Throughout childhood, I could always find the same folding step stool in every house we owned. It was a great toddler seat, so it's a prominently featured element of many family event photos.
After my grandmother died, I inherited her step stool which happens to be identical to the one still in my mom's kitchen. The stool moved into our first house's kitchen, but it was relegated to a closet when we moved here. There are only a few nooks and crannies that we can't access while standing on the floor, so there didn't seem to be much of a point in keeping it out when an already handy chair could serve in a pinch.
That was, until a few weeks ago when I momentarily lost my balance standing on a chair. Fortunately, I caught myself as only Ranger and I were home and he's hardly ready to pick me up off the floor or call 9-1-1.
After a lecture from Jim (which I totally resisted to acknowledge as sensible), I noticed that Ranger's beloved Richard Scarry Busytown videos have a musical segment on kitchen safety for kids which includes NEVER standing on a chair. The fact that Jim's advice was as elementary as the concepts that stoves are hot and knives are sharp tweeked my conscience.
The stool emerged that afternoon from its closet entombment. Ranger immediately found it awesome, and I realized that decades of regular use had left it with more grime and damage than in my memories.
After a good scrubbing, the foot tread was black again, but the top step/seat had faded from cheerful yellow to sad off-white and was tearing at the corners.
So I replaced the vinyl and padding on the seat. For $3, I found some vinyl that matched the cheerful yellow of my childhood and the new padding (low loft polyester quilt batting) cost around $1 more.

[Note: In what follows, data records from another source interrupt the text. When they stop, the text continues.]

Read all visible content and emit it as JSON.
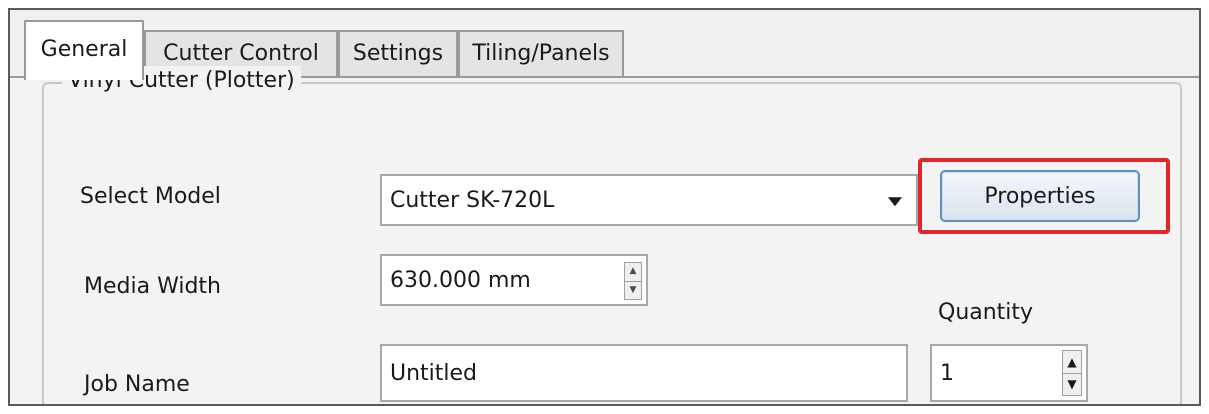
{
  "tabs": [
    {
      "label": "General",
      "active": true
    },
    {
      "label": "Cutter Control",
      "active": false
    },
    {
      "label": "Settings",
      "active": false
    },
    {
      "label": "Tiling/Panels",
      "active": false
    }
  ],
  "group": {
    "title": "Vinyl Cutter (Plotter)"
  },
  "fields": {
    "select_model_label": "Select Model",
    "select_model_value": "Cutter SK-720L",
    "properties_label": "Properties",
    "media_width_label": "Media Width",
    "media_width_value": "630.000 mm",
    "quantity_label": "Quantity",
    "quantity_value": "1",
    "job_name_label": "Job Name",
    "job_name_value": "Untitled"
  },
  "colors": {
    "highlight": "#e3252c",
    "button_border": "#5d8fc6"
  },
  "icons": {
    "dropdown": "chevron-down-icon",
    "spinner": "spinner-up-down-icon"
  }
}
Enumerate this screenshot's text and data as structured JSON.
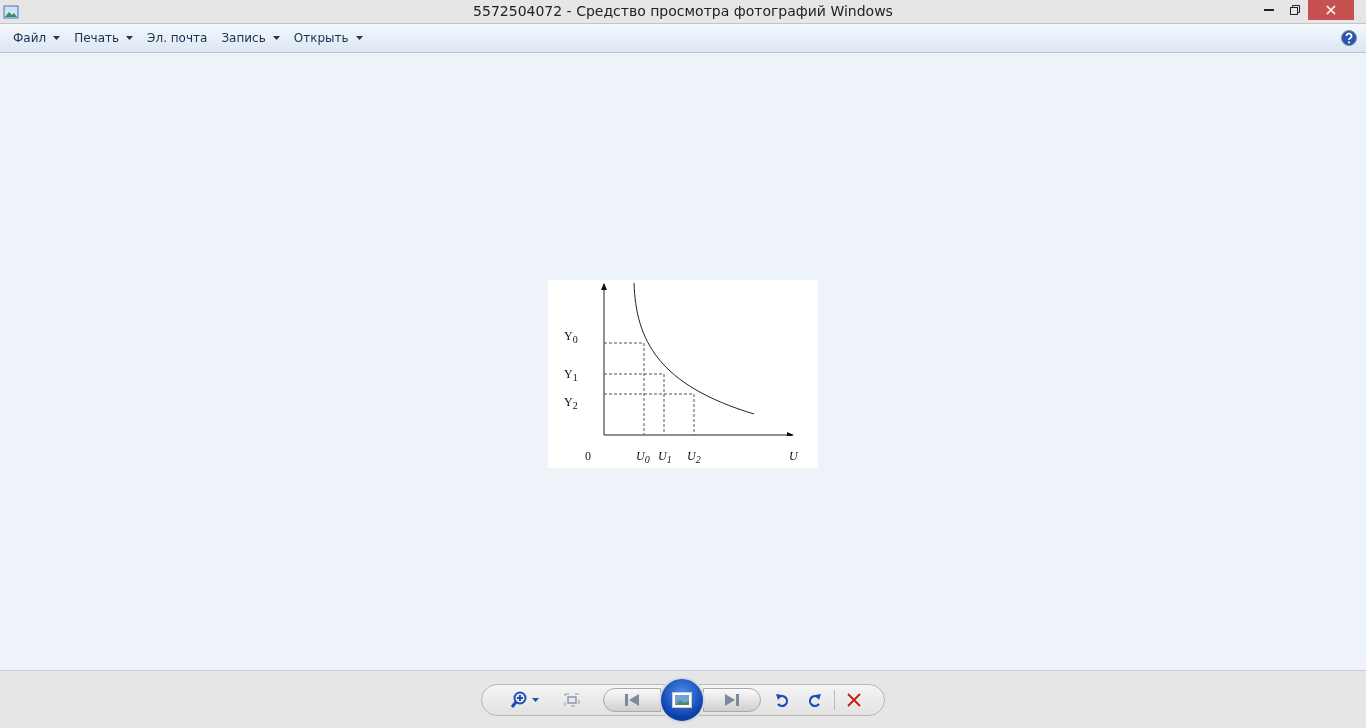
{
  "window": {
    "title": "5572504072 - Средство просмотра фотографий Windows"
  },
  "menu": [
    {
      "label": "Файл",
      "dropdown": true
    },
    {
      "label": "Печать",
      "dropdown": true
    },
    {
      "label": "Эл. почта",
      "dropdown": false
    },
    {
      "label": "Запись",
      "dropdown": true
    },
    {
      "label": "Открыть",
      "dropdown": true
    }
  ],
  "figure": {
    "y_labels": [
      "Y$_{0}$",
      "Y$_{1}$",
      "Y$_{2}$"
    ],
    "origin": "0",
    "x_labels": [
      "U$_{0}$",
      "U$_{1}$",
      "U$_{2}$"
    ],
    "x_axis_label": "U"
  }
}
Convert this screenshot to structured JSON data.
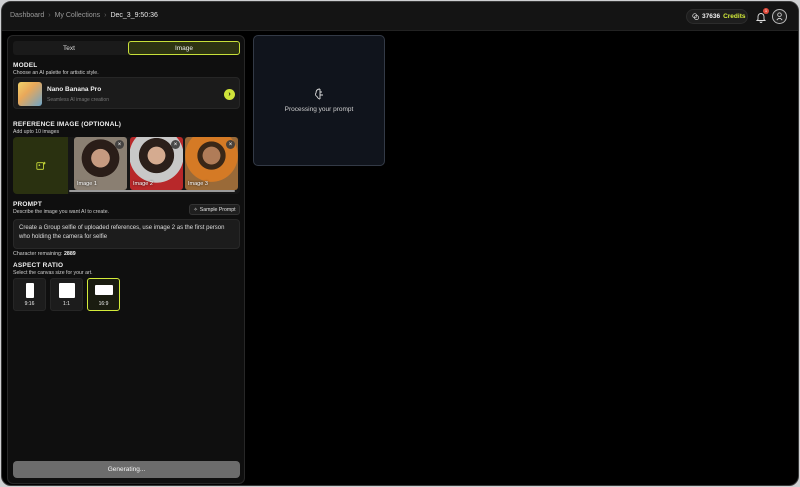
{
  "breadcrumb": {
    "items": [
      "Dashboard",
      "My Collections"
    ],
    "current": "Dec_3_9:50:36"
  },
  "header": {
    "credits_value": "37636",
    "credits_label": "Credits",
    "notification_count": "1"
  },
  "tabs": [
    {
      "label": "Text",
      "active": false
    },
    {
      "label": "Image",
      "active": true
    }
  ],
  "model": {
    "title": "MODEL",
    "subtitle": "Choose an AI palette for artistic style.",
    "name": "Nano Banana Pro",
    "description": "Seamless AI image creation"
  },
  "reference": {
    "title": "REFERENCE IMAGE (OPTIONAL)",
    "subtitle": "Add upto 10 images",
    "images": [
      {
        "label": "Image 1"
      },
      {
        "label": "Image 2"
      },
      {
        "label": "Image 3"
      }
    ]
  },
  "prompt": {
    "title": "PROMPT",
    "subtitle": "Describe the image you want AI to create.",
    "sample_label": "Sample Prompt",
    "text": "Create a Group selfie of uploaded references, use image 2 as the first person who holding the camera for selfie",
    "char_label": "Character remaining:",
    "char_value": "2889"
  },
  "aspect": {
    "title": "ASPECT RATIO",
    "subtitle": "Select the canvas size for your art.",
    "options": [
      {
        "label": "9:16"
      },
      {
        "label": "1:1"
      },
      {
        "label": "16:9"
      }
    ],
    "selected": "16:9"
  },
  "generate": {
    "label": "Generating..."
  },
  "processing": {
    "text": "Processing your prompt"
  },
  "colors": {
    "accent": "#d4ec3a",
    "background": "#000000",
    "panel": "#0f0f0f"
  }
}
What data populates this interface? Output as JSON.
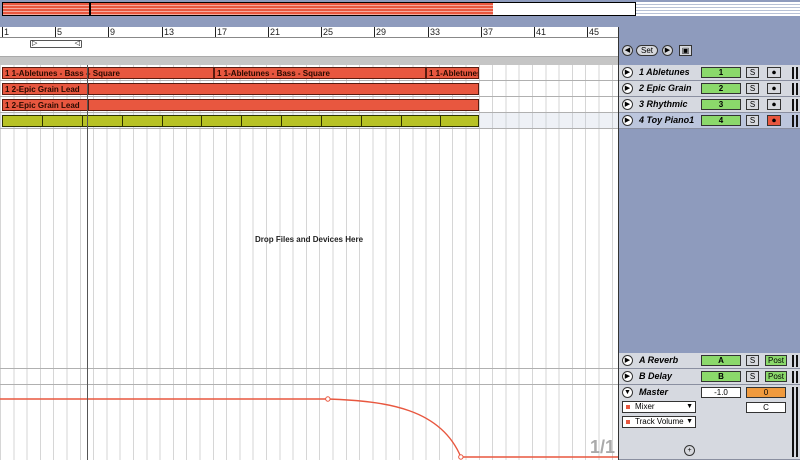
{
  "colors": {
    "background": "#8e9bbd",
    "clip_red": "#e8573f",
    "clip_green": "#b7c225",
    "active_green": "#8bd96b",
    "arm_red": "#e8573f"
  },
  "ruler": {
    "bars": [
      "1",
      "5",
      "9",
      "13",
      "17",
      "21",
      "25",
      "29",
      "33",
      "37",
      "41",
      "45"
    ]
  },
  "session": {
    "set_label": "Set",
    "back_icon": "arrow-left-icon",
    "forward_icon": "arrow-right-icon",
    "extra_icon": "save-icon"
  },
  "tracks": [
    {
      "name": "1 Abletunes",
      "number": "1",
      "solo": "S",
      "arm_active": false,
      "clips": [
        "1 1-Abletunes - Bass - Square",
        "1 1-Abletunes - Bass - Square",
        "1 1-Abletunes - Bass - Square"
      ]
    },
    {
      "name": "2 Epic Grain",
      "number": "2",
      "solo": "S",
      "arm_active": false,
      "clips": [
        "1 2-Epic Grain Lead"
      ]
    },
    {
      "name": "3 Rhythmic",
      "number": "3",
      "solo": "S",
      "arm_active": false,
      "clips": [
        "1 2-Epic Grain Lead"
      ]
    },
    {
      "name": "4 Toy Piano1",
      "number": "4",
      "solo": "S",
      "arm_active": true,
      "clips": []
    }
  ],
  "clip_labels": {
    "t1_a": "1 1-Abletunes - Bass - Square",
    "t1_b": "1 1-Abletunes - Bass - Square",
    "t1_c": "1 1-Abletunes - Bass - Square",
    "t2": "1 2-Epic Grain Lead",
    "t3": "1 2-Epic Grain Lead"
  },
  "drop_text": "Drop Files and Devices Here",
  "returns": [
    {
      "name": "A Reverb",
      "letter": "A",
      "solo": "S",
      "post": "Post"
    },
    {
      "name": "B Delay",
      "letter": "B",
      "solo": "S",
      "post": "Post"
    }
  ],
  "master": {
    "name": "Master",
    "volume": "-1.0",
    "send_value": "0",
    "pan": "C",
    "device_chooser": "Mixer",
    "parameter_chooser": "Track Volume",
    "automation_levels": {
      "start": 1.0,
      "breakpoint_bar": 25.5,
      "end_bar": 35.5,
      "end": 0.0
    }
  },
  "page_indicator": "1/1"
}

I removed the seat pad and cleaned under it (the dark spots in the photo are places where the metal is discolored or scuffed). The seat pad is a thin wooden piece of pressboard topped with batting then covered with vinyl and stapled. I pulled out all the staples and found that the cotton batting was worn flat and stained from spills that seeped under the seat. Using the old vinyl and batting as templates, I cut two layers of fresh batting and one piece of new vinyl. After some stretching and stapling, the seat pad was refreshed and replaced.
Such a small refurbishing project results in sweet flashback of childhood in the kitchen. I'm delighted every time Ranger perches on it.